When Rap Spoke Straight to God
Erica Dawson. Tin House, $15.95 trade paper (64p) ISBN 978-1-947793-03-3
Dawson (The Small Blades Hurt) grapples with the weight of identity in her brief third collection, expounding upon what it means to be a black woman in a country ruled by institutions of whiteness. This single lyrical poem, nominally divided into four parts, reveals a blackness born from resilience rather than suffering.
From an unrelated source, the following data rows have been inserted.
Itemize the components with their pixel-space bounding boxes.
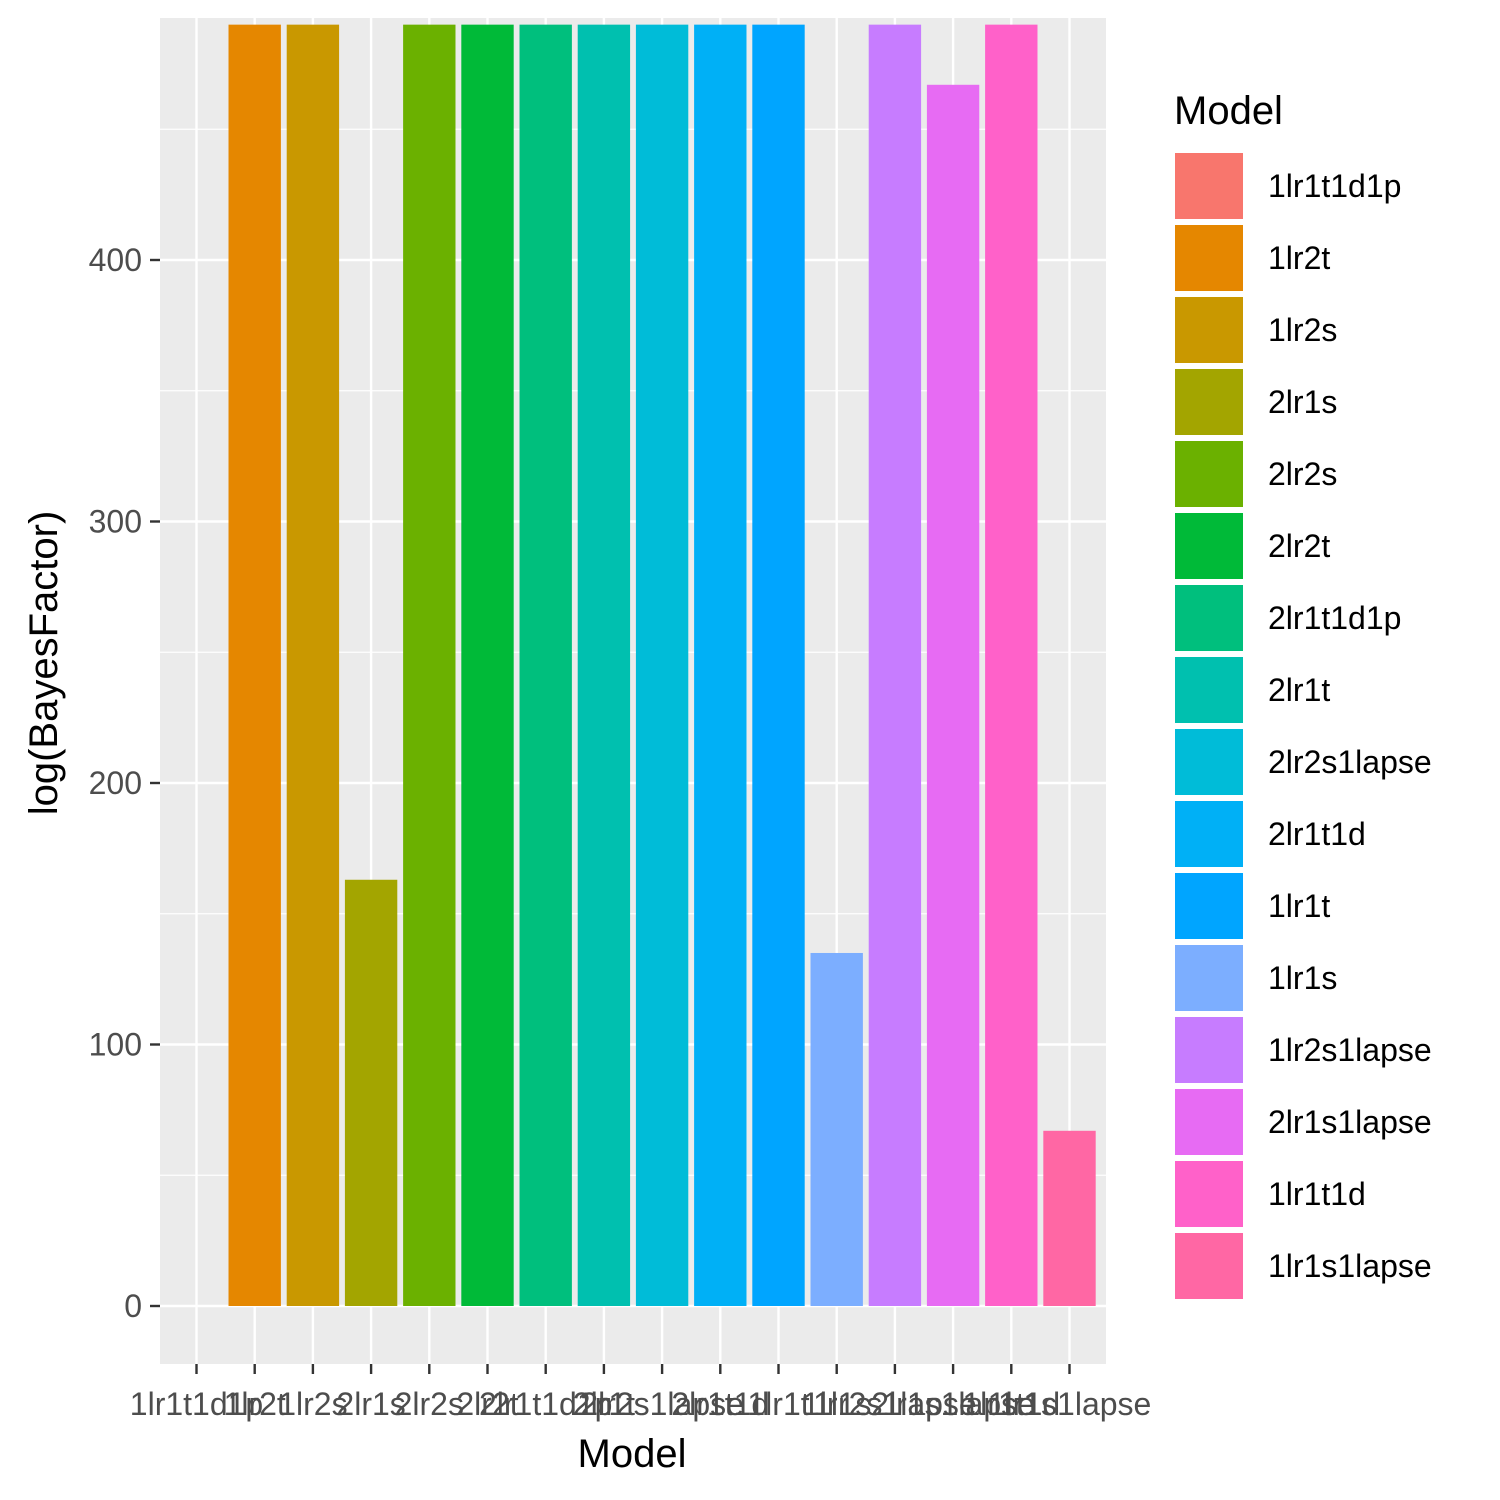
bar-1lr1t1d (985, 24, 1038, 1306)
legend-label: 1lr1t1d1p (1268, 168, 1401, 204)
legend-label: 1lr2t (1268, 240, 1330, 276)
legend-label: 2lr1s1lapse (1268, 1104, 1432, 1140)
legend-key-1lr1s (1175, 945, 1243, 1011)
legend-key-2lr1s (1175, 369, 1243, 435)
x-tick-label: 1lr1t1d1p (130, 1386, 263, 1422)
legend-label: 1lr1t1d (1268, 1176, 1366, 1212)
bar-2lr1s (344, 879, 398, 1306)
legend-key-1lr2t (1175, 225, 1243, 291)
bars (228, 24, 1096, 1306)
bar-2lr1t1d1p (519, 24, 572, 1306)
x-tick-label: 2lr1t1d1p (479, 1386, 612, 1422)
bar-1lr1s1lapse (1043, 1130, 1096, 1306)
legend-label: 1lr2s (1268, 312, 1337, 348)
legend-label: 2lr1t1d1p (1268, 600, 1401, 636)
legend-key-2lr1s1lapse (1175, 1089, 1243, 1155)
bar-2lr2t (461, 24, 514, 1306)
legend-key-2lr2s1lapse (1175, 729, 1243, 795)
axes: 01002003004001lr1t1d1p1lr2t1lr2s2lr1s2lr… (89, 242, 1152, 1422)
x-tick-label: 1lr2t (224, 1386, 286, 1422)
bar-1lr2s (286, 24, 340, 1306)
bar-1lr1s (810, 952, 863, 1306)
x-tick-label: 1lr1t (747, 1386, 809, 1422)
legend-key-1lr1t1d (1175, 1161, 1243, 1227)
y-tick-label: 100 (89, 1027, 142, 1063)
legend-label: 2lr1t1d (1268, 816, 1366, 852)
x-tick-label: 2lr1s1lapse (871, 1386, 1035, 1422)
legend-label: 2lr1s (1268, 384, 1337, 420)
x-axis-title: Model (578, 1432, 687, 1476)
x-tick-label: 2lr2s1lapse (580, 1386, 744, 1422)
x-tick-label: 2lr1t1d (671, 1386, 769, 1422)
legend-key-2lr2s (1175, 441, 1243, 507)
legend-key-1lr2s (1175, 297, 1243, 363)
bar-2lr1s1lapse (926, 84, 980, 1306)
legend-title: Model (1174, 89, 1283, 133)
bar-2lr2s (403, 24, 456, 1306)
bar-1lr1t (752, 24, 805, 1306)
x-tick-label: 2lr1s (336, 1386, 405, 1422)
y-tick-label: 300 (89, 504, 142, 540)
x-tick-label: 2lr1t (573, 1386, 635, 1422)
x-tick-label: 1lr2s (278, 1386, 347, 1422)
legend-label: 2lr2t (1268, 528, 1330, 564)
x-tick-label: 2lr2s (395, 1386, 464, 1422)
legend-key-1lr1t (1175, 873, 1243, 939)
legend-key-1lr2s1lapse (1175, 1017, 1243, 1083)
bar-2lr1t (577, 24, 631, 1306)
bar-2lr2s1lapse (635, 24, 689, 1306)
legend-key-2lr1t1d1p (1175, 585, 1243, 651)
legend-label: 1lr1t (1268, 888, 1330, 924)
x-tick-label: 1lr1s1lapse (988, 1386, 1152, 1422)
legend-label: 2lr2s1lapse (1268, 744, 1432, 780)
y-tick-label: 200 (89, 765, 142, 801)
x-tick-label: 1lr1s (802, 1386, 871, 1422)
bar-1lr2t (228, 24, 281, 1306)
legend-key-1lr1s1lapse (1175, 1233, 1243, 1299)
legend-label: 1lr1s (1268, 960, 1337, 996)
bar-2lr1t1d (694, 24, 747, 1306)
legend-label: 2lr2s (1268, 456, 1337, 492)
x-tick-label: 1lr2s1lapse (813, 1386, 977, 1422)
legend-key-2lr1t1d (1175, 801, 1243, 867)
x-tick-label: 1lr1t1d (962, 1386, 1060, 1422)
y-axis-title: log(BayesFactor) (22, 511, 66, 816)
legend-label: 1lr1s1lapse (1268, 1248, 1432, 1284)
legend-key-1lr1t1d1p (1175, 153, 1243, 219)
y-tick-label: 0 (124, 1288, 142, 1324)
legend-key-2lr2t (1175, 513, 1243, 579)
legend-label: 2lr1t (1268, 672, 1330, 708)
legend-key-2lr1t (1175, 657, 1243, 723)
legend: Model 1lr1t1d1p 1lr2t 1lr2s 2lr1s 2lr2s 2lr2t… (1174, 89, 1432, 1299)
bar-1lr2s1lapse (868, 24, 922, 1306)
y-tick-label: 400 (89, 242, 142, 278)
x-tick-label: 2lr2t (456, 1386, 518, 1422)
legend-label: 1lr2s1lapse (1268, 1032, 1432, 1068)
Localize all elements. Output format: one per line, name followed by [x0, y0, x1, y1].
Dawson writes of the everyday violence inflicted on black bodies: “Today, the paper boasted this—/ Five Local Policemen Tied to KKK—/ italicized as if to shout, It’s new.” Later, she paints a scene of police brutality involving her own father, when he “tried/ to race a smoke on the side of the house he thought/ we couldn’t see, maybe hoping the wind/ would wash off the smell of a cop’s nightshift, maybe/ refill the sockets of his knocked-out teeth.” The physical and emotional violence that characterizes white supremacy simultaneously attempts to reduce black womanhood to a singular narrative: pain. Dawson writes, “It’s then/ I’m most colored./ Bleeding.” Despite the pressures of a dominating culture determined to see her fail, Dawson can “walk through civilizations/ of fire ants. No lamentations.” For the poet, the scars of history are powerful reminders of how blackness rises above the cruelty of oppression, always reaching for the light. (Sept.)